Hi,
I started to work on this project a bit outside my usual area of expertise so I am not really aware of all the tools and algorithms (yet), so I thought I might find people with more experience here.
How would you rank a list of genomes according to the presence or absence of certain genes of interests? The goal would be to curate a set of genomes (thousands) based on the presence and absence of some traits (e.g. presence of some bacteriocin and absence of antibiotic resistance gene)
I don't want to filter genomes but rank them. It could also work with proteomes and on PFAM domains instead of genes
Is there a specific algorithm or software to do this job? I was thinking about counting and weighting COGs in a genome annotation file, or counting HMMs on a proteome. I did some light google searching and couldn't really find something that suited me.
The first thing that springs to mind would be to rank the output of a pangenome/core genome tool like
roary
.It will ultimately spit out a list of gene clusters, approximately of the form:
And it will do this for every gene cluster. Broadly speaking, the locus tags that appear most frequently would be highest up your ranking for presence (since each locus tag should correspond to a particular input genome).

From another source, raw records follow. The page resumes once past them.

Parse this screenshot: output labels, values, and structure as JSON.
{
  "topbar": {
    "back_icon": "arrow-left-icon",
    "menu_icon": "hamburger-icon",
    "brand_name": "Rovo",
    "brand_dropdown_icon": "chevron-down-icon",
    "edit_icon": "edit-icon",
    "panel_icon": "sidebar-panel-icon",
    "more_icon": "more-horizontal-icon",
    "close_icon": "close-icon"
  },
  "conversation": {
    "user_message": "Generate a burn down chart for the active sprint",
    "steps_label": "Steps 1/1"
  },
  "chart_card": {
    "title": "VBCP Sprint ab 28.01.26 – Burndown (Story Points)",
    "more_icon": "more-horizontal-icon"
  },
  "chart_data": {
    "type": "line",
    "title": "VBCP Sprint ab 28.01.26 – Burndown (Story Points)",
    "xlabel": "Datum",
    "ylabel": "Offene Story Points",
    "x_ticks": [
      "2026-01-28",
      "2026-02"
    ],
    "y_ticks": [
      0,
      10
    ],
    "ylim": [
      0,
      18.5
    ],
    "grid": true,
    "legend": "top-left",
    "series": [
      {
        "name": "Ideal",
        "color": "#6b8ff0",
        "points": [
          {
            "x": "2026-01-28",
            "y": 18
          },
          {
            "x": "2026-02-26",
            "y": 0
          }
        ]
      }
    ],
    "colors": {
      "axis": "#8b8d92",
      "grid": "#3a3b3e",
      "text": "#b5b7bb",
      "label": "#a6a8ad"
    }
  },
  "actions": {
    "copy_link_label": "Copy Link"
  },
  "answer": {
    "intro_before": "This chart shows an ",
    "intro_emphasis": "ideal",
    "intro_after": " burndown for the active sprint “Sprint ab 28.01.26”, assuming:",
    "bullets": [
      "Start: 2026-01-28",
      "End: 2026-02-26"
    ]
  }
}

It actually also outputs binary presence-absence alignments/trees which could be of use too.
Hi Joe,
Yes that's what I do for a part on my project but working on a limited number of genomes.
The downside of this method is it's a bit "too smart" I need to load all the genomes, perform the pangenome analysis and from there analysis the locus. I was doing something much simpler that would focus only on the my genes of interests/disinterest, use some weighting systems, find them in a genome, give a score to the genome, then sort the genome by score. Eventually I would be able to add more genomes, score them, etc.